What we seem to have here is evidence of a fundamental failure of the Web as an information-delivery service. Three things have happened, in a blink of history's eye: (1) a single medium, the Web, has come to dominate the storage and supply of information, (2) a single search engine, Google, has come to dominate the navigation of that medium, and (3) a single information source, Wikipedia, has come to dominate the results served up by that search engine.Please see also my Dec 2007 post, "One Wikipedia to rule them all", which cites a 2007 study that claims that Wikipedia is the first result on about 30% of web searches.
Even if you adore the Web, Google, and Wikipedia - and I admit there's much to adore - you have to wonder if the transformation of the Net from a radically heterogeneous information source to a radically homogeneous one is a good thing.

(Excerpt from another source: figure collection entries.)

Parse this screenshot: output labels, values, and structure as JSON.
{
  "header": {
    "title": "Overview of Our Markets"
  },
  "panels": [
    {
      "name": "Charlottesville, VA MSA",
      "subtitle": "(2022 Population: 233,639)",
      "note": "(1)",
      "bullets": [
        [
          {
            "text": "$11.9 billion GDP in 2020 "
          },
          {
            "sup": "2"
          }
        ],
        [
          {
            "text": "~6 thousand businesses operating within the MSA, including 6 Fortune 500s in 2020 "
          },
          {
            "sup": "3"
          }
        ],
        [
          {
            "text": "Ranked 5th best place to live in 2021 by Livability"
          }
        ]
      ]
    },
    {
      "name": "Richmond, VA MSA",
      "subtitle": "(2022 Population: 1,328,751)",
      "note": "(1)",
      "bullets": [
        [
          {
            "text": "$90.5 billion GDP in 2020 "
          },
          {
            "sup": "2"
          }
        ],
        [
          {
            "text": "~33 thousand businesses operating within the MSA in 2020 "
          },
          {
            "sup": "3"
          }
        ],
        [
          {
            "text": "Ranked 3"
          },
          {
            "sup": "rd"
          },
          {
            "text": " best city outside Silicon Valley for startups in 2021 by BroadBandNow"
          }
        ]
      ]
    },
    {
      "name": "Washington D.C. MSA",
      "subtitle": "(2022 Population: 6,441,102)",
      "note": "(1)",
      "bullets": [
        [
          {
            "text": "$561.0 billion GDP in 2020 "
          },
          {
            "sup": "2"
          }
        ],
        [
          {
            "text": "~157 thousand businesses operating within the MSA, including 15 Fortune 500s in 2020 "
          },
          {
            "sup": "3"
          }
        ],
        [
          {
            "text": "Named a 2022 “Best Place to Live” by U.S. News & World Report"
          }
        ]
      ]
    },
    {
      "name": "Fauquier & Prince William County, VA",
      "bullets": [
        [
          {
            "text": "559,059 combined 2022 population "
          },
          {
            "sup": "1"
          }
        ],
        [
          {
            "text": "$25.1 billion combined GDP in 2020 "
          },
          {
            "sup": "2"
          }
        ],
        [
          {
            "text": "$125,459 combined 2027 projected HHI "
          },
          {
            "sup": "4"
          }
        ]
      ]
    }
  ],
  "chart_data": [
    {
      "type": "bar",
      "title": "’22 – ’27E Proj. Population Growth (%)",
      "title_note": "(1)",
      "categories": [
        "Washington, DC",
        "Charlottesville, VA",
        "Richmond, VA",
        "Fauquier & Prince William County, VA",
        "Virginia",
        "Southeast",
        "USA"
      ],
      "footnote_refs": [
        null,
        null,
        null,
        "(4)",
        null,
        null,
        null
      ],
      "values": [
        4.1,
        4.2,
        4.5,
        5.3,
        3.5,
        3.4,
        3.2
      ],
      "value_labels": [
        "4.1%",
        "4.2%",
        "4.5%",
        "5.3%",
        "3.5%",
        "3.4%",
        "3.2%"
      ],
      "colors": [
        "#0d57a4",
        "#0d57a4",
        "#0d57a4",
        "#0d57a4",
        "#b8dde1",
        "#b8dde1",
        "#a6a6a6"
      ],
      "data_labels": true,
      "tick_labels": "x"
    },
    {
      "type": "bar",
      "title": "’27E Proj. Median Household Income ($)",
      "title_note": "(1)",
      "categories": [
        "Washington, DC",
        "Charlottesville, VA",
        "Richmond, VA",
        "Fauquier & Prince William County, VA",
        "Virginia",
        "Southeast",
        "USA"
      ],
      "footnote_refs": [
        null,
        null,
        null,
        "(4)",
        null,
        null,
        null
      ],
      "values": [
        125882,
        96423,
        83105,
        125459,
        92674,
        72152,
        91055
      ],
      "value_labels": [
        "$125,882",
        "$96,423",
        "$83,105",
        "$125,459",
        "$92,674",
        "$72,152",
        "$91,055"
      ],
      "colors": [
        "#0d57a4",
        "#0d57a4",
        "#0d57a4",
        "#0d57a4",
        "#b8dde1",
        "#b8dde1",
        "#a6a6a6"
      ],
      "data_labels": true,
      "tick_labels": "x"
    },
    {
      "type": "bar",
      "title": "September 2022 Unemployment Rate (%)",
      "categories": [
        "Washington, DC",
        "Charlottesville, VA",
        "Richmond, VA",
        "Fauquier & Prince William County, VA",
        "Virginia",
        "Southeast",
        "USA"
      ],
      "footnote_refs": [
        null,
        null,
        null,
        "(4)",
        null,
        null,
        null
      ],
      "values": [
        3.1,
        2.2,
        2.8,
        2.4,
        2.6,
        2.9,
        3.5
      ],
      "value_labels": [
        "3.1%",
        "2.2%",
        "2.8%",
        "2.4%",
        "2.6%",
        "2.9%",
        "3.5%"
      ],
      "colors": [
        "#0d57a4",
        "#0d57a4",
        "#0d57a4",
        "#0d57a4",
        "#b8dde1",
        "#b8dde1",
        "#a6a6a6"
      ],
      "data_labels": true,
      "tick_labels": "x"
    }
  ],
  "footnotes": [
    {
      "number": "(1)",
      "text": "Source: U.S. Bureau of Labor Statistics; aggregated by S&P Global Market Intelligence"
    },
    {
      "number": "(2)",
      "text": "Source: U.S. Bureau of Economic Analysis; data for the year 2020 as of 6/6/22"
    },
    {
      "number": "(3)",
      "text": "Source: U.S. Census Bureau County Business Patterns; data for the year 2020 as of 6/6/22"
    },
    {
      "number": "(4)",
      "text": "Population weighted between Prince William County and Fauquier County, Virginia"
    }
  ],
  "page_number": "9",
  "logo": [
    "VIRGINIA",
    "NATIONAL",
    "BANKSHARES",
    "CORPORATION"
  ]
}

Is culture best served by an information triumvirate?
It's hard to imagine that Wikipedia articles are actually the very best source of information for all of the many thousands of topics on which they now appear as the top Google search result.
What's much more likely is that the Web, through its links, and Google, through its search algorithms, have inadvertently set into motion a very strong feedback loop that amplifies popularity and, in the end, leads us all, lemminglike, down the same well-trod path - the path of least resistance. You might call this the triumph of the wisdom of the crowd. I would suggest that it would be more accurately described as the triumph of the wisdom of the mob.